Ergänzt werden diese Maßnahmen durch aktive Teilnahme an internationalen Messen und Veranstaltungen, das nach Jahren der Abwesenheit wiederbelebt wurde, wie etwa die Rückkehr Andalusiens zur Internationalen Buchmesse Guadalajara in Mexiko, dem wichtigsten Verlagsereignis der hispanischen Welt, und ein gezielter Aufruf an 15 andalusische Verlage, bei der 43. Ausgabe der LIBER-Messe anwesend zu sein, deren Schwerpunkt auf dem Austausch zwischen Spanien und Lateinamerika liegt.
Internationalisierung: Herausforderungen und Chancen
Einer der Schwerpunkte des Treffens war die Analyse von die Internationalisierung des spanischen VerlagssektorsInstitutionelle Führungskräfte und Experten wie Guillermo Escribano vom Außenministerium und Eva Pulido vom ICEX analysierten die Stellung des Spanischen als Weltsprache und die notwendigen Strategien zur Stärkung spanischer Bücher auf ausländischen Märkten. Sie diskutierten den Wert internationaler Messen und die Bedeutung der Unterstützung kleiner und mittlerer Verlage bei der Ausweitung ihrer Reichweite über die Landesgrenzen hinaus. Besonderes Augenmerk wurde auf die Vertretung verschiedener Regionen – Andalusien, Baskenland, Katalonien, Galicien, Madrid und Valencia – auf internationalen Märkten gelegt.
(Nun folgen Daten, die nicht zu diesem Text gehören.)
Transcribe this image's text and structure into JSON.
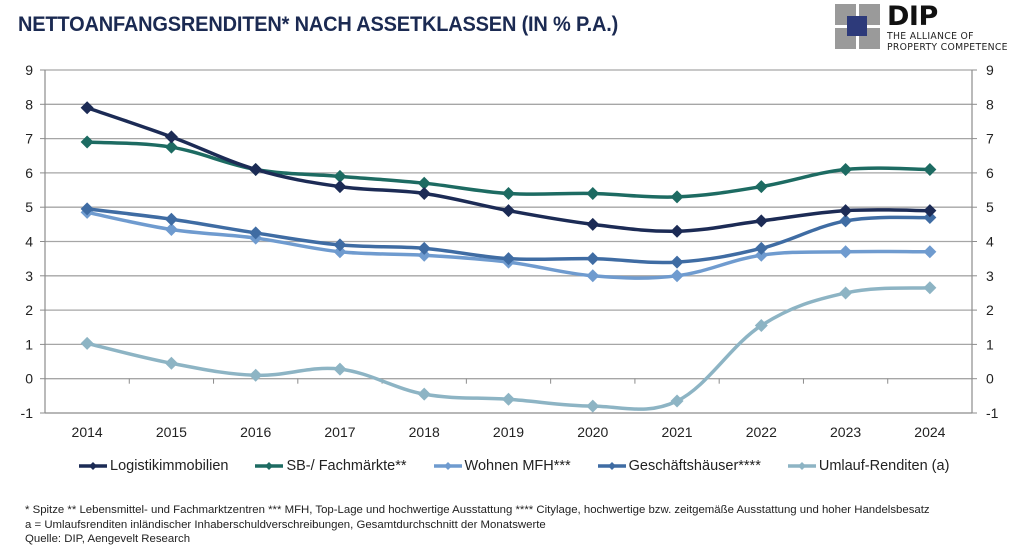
{
  "header": {
    "title": "NETTOANFANGSRENDITEN* NACH ASSETKLASSEN (IN % P.A.)"
  },
  "logo": {
    "name": "DIP",
    "tagline_line1": "THE ALLIANCE OF",
    "tagline_line2": "PROPERTY COMPETENCE",
    "colors": {
      "squares": "#9a9a9a",
      "center": "#2d3a7a"
    }
  },
  "chart_data": {
    "type": "line",
    "title": "NETTOANFANGSRENDITEN* NACH ASSETKLASSEN (IN % P.A.)",
    "xlabel": "",
    "ylabel": "",
    "x": [
      "2014",
      "2015",
      "2016",
      "2017",
      "2018",
      "2019",
      "2020",
      "2021",
      "2022",
      "2023",
      "2024"
    ],
    "ylim": [
      -1,
      9
    ],
    "yticks": [
      "9",
      "8",
      "7",
      "6",
      "5",
      "4",
      "3",
      "2",
      "1",
      "0",
      "-1"
    ],
    "ytick_values": [
      9,
      8,
      7,
      6,
      5,
      4,
      3,
      2,
      1,
      0,
      -1
    ],
    "secondary_y_axis": true,
    "grid": "horizontal",
    "legend_position": "bottom",
    "smooth": true,
    "marker": "diamond",
    "series": [
      {
        "name": "Logistikimmobilien",
        "color": "#1c2b55",
        "values": [
          7.9,
          7.05,
          6.1,
          5.6,
          5.4,
          4.9,
          4.5,
          4.3,
          4.6,
          4.9,
          4.9
        ]
      },
      {
        "name": "SB-/ Fachmärkte**",
        "color": "#1d6b62",
        "values": [
          6.9,
          6.75,
          6.1,
          5.9,
          5.7,
          5.4,
          5.4,
          5.3,
          5.6,
          6.1,
          6.1
        ]
      },
      {
        "name": "Wohnen MFH***",
        "color": "#6f9bcf",
        "values": [
          4.85,
          4.35,
          4.1,
          3.7,
          3.6,
          3.4,
          3.0,
          3.0,
          3.6,
          3.7,
          3.7
        ]
      },
      {
        "name": "Geschäftshäuser****",
        "color": "#3f6ca3",
        "values": [
          4.95,
          4.65,
          4.25,
          3.9,
          3.8,
          3.5,
          3.5,
          3.4,
          3.8,
          4.6,
          4.7
        ]
      },
      {
        "name": "Umlauf-Renditen (a)",
        "color": "#8db4c4",
        "values": [
          1.03,
          0.45,
          0.1,
          0.28,
          -0.45,
          -0.6,
          -0.8,
          -0.65,
          1.55,
          2.5,
          2.65
        ]
      }
    ]
  },
  "footnotes": {
    "line1": "* Spitze ** Lebensmittel- und Fachmarktzentren *** MFH, Top-Lage und hochwertige Ausstattung **** Citylage, hochwertige bzw. zeitgemäße Ausstattung und hoher Handelsbesatz",
    "line2": "a = Umlaufsrenditen inländischer Inhaberschuldverschreibungen, Gesamtdurchschnitt der Monatswerte",
    "line3": "Quelle: DIP, Aengevelt Research"
  }
}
Die Veranstaltung umfasste auch die Ausstellung von erfolgreiche Erfahrungen bei der Internationalisierung von Verlagen und Gruppen sowohl im allgemeinen als auch im Lehrbuchverlagssektor sowie bei der gemeinsamen Bewältigung von Herausforderungen wie dem Schutz des Urheberrechts angesichts neuer technologischer Herausforderungen und der Notwendigkeit, die Gesetzgebung an die digitale Realität anzupassen.
Den Abschluss des Forums bildete eine Debatte über die Wert des Lesens für die demokratische EntwicklungDies untermauert die Vorstellung, dass der Verlagssektor in einem zunehmend globalisierten und wettbewerbsorientierten Umfeld nicht nur vor wirtschaftlichen, sondern auch vor sozialen und kulturellen Herausforderungen steht.
Das 2025 Edition Meeting war ein Treffpunkt und Reflexionspunkt zur Aktualisierung der Strategien von Internationalisierung und Wiederbelebung des spanischen Buches, die Förderung einer stärkeren Zusammenarbeit zwischen Institutionen und dem privaten Sektor, die Modernisierung der Finanzierung und die Stärkung unserer Präsenz auf den wichtigsten internationalen Bühnen. All dies zielt darauf ab, einen starken Verlagssektor zu konsolidieren, der die Vielfalt und den Reichtum der spanischen Literatur über unsere Grenzen hinaus bekannt machen kann.